Outro fator primordial que deve ser destacado, é que o ensino para os estudantes surdos não deve limitar-se somente ao ensino da LIBRAS, e sim, ir além disto. Quando o ensino limita- se somente a língua o estudante tende a perder. Vale ressaltar isto no geral, em que quando as aulas do ensino regular tendem a um ensino somente de gramática normativa, limita-se, pois não instiga os alunos a pensarem sobre o mundo a sua volta. E estudar a língua é, também,
deixar claro que não deve ser pensada descontextualizada do ambiente em que os seus falantes estão inseridos.
Para tanto, ao trabalhar em sala o além da língua é importante para tornar os seus educandos reflexivos e críticos com capacidade e competência para solucionarem os problemas do cotidiano. Ademais, um ensino instigante é essencial para não se limitar a um ensino tradicional, e partir para um ambiente educacional que, como o autor a seguir relata, deve estimular os outros sentidos dos estudantes. E mais ainda, é reconhecer que estes são capazes, que possuem competências para desenvolverem suas atividades com habilidade. Damázio(2007, p. 14) afirma que
Assim, a escola comum precisa implementar ações que tenham sentido para os alunos em geral e que esse sentido possa ser compartilhado com os alunos com surdez. Mais do que a utilização de uma língua, os alunos com surdez precisam de ambientes educacionais estimuladores, que desafiem o pensamento, explorem suas capacidades, em todos os sentidos.

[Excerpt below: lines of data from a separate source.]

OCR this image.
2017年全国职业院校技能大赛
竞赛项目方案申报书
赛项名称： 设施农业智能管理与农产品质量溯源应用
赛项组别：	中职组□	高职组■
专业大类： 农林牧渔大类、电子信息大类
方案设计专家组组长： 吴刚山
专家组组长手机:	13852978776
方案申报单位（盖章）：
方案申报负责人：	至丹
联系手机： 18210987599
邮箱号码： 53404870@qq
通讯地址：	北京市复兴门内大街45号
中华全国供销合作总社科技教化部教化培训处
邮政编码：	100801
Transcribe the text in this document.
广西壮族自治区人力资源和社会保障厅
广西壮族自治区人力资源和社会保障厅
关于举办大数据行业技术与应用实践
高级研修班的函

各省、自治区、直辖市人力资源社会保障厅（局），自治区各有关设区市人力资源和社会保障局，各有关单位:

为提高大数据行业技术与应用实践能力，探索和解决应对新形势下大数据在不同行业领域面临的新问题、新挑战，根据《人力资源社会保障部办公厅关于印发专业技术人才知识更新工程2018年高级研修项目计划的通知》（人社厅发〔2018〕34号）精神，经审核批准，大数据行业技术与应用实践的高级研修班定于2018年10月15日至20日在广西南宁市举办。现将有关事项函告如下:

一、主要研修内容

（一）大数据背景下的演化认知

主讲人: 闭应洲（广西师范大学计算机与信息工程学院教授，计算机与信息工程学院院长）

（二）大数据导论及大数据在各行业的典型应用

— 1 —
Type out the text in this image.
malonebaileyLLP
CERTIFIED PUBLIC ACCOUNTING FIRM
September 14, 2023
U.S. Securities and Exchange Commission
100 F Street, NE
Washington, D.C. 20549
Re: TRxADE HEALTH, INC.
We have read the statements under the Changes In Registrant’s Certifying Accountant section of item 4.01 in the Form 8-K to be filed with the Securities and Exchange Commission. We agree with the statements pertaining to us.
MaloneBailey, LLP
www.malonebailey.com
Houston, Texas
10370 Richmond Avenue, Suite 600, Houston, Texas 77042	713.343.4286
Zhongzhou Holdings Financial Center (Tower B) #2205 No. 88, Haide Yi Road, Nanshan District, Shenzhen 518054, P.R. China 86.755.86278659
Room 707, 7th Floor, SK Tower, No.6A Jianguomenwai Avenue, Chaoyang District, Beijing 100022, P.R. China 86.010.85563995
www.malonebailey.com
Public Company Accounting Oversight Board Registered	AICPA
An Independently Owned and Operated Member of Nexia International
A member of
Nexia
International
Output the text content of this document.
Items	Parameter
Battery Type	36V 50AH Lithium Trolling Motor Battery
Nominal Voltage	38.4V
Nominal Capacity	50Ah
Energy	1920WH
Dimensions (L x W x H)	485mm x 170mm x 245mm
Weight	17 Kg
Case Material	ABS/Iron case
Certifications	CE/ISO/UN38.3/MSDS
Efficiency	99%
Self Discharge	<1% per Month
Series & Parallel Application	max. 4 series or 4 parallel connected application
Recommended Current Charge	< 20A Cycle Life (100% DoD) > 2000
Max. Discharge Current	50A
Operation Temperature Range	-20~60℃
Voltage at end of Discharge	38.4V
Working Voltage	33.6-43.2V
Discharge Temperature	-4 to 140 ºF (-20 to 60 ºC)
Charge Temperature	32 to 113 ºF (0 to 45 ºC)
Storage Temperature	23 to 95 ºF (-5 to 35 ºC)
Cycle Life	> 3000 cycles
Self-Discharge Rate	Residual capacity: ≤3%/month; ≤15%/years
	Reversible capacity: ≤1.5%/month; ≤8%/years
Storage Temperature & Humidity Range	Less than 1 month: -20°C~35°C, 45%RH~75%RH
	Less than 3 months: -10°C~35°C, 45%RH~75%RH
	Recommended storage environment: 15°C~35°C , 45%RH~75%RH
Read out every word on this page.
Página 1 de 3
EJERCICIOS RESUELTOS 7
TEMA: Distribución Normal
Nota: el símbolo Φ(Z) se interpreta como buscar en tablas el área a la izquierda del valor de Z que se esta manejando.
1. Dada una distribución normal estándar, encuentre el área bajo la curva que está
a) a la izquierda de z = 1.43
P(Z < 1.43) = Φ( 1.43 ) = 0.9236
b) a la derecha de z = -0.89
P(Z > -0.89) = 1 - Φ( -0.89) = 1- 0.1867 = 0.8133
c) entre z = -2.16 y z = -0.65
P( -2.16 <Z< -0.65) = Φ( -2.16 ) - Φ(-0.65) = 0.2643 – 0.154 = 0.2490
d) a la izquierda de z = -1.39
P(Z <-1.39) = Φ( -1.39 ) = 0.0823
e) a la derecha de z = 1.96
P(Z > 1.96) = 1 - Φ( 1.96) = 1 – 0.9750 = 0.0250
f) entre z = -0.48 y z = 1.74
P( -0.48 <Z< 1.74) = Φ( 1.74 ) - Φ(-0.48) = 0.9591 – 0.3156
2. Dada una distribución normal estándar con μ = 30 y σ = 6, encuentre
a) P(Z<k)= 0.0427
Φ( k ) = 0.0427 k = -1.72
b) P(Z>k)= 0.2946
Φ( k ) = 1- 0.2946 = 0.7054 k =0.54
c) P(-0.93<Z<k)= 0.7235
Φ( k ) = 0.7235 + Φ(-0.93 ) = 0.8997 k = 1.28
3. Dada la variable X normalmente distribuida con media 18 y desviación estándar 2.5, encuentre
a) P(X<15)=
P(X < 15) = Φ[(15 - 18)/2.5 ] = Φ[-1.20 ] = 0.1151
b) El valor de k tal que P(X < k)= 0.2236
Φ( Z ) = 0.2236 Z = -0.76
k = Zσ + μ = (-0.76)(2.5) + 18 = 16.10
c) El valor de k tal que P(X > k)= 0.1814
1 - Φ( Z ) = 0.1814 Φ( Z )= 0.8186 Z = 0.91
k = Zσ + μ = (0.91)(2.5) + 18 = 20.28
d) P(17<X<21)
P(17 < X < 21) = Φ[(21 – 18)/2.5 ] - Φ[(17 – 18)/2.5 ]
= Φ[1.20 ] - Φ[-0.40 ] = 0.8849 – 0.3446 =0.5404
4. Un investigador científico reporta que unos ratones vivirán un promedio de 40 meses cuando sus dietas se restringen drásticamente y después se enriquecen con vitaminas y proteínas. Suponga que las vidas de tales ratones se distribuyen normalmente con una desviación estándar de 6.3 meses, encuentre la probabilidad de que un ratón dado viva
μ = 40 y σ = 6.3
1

É notável que há todo um processo sobre a cultura surda para que haja inclusão. É importante que estes estejam em pleno convívio com aqueles que não são surdos, daí uma das formas de inclusão é a inclusão educacional. O ensino da LIBRAS no ensino regular é interessante, já que os alunos surdos e não surdos estariam aprendendo juntos, assim, haveria interação, sabendo que a Língua de Sinais é a primeira língua do surdo. Mas para atingir este patamar todo o processo pedagógico, curricular e didático deveria ser transformado. É uma luta que deve ser levada em frente, mesmo a passos curtos, os surdos vão ganhando o seu lugar e conquistando os seus direitos, além de mostrar que não são e nem devem estar a margem da sociedade.